A realização do projeto superou as expectativas de seus organizadores. A meta de participação nos cursos formativos era de 60 pessoas. Ao todo, houve 161 participantes em 12 meses. E 98 profissionais e lideranças comunitárias atuaram como facilitadores, superando a expectativa inicial de 30. “Trata-se de uma ferramenta muito potente para esse cuidado. Na situação de violência, o vínculo está fragilizado. E a proposta do serviço é fortalecer esse vínculo, restabelecê-lo.”

Toda a jornada dos cursos foi documentada e reunida em um seminário de encerramento que abordou as diversas experiências vividas por cada um dos grupos. O passo a passo do projeto foi reproduzido no recém-disponibilizado Guia Prático de processos circulares: uma experiência do projeto T-Sendo Redes. 

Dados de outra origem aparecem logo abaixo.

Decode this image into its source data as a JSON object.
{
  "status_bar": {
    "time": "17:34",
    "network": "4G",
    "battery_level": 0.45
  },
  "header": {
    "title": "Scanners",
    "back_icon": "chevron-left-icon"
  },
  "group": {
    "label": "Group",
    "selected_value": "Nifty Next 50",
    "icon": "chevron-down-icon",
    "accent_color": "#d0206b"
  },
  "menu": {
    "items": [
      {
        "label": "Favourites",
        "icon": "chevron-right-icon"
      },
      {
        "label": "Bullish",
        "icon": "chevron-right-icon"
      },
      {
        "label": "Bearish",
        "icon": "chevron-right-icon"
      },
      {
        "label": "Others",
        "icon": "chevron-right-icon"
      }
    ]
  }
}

O projeto T-Sendo Redes em números

  • Parceria e articulação com mais 12 organizações para a aplicação de círculos de Justiça Restaurativa
  • 15 círculos de fortalecimento de vínculos desenvolvidos com famílias atendidas pelas OSC parceiras.
  • Participação de 161 pessoas nos processos formativos de justiça restaurativa, superando a meta de 60 pessoas.
  • 98 profissionais e lideranças comunitárias atuando como facilitadores de processos circulares em justiça restaurativa, superando a meta de 30.
  • Realização de um seminário sobre o tema com especialistas discutindo experiências nacionais e internacionais.
  • Produção de guia simplificado com roteiros de círculos de valores, que foi impresso e distribuído aos parceiros.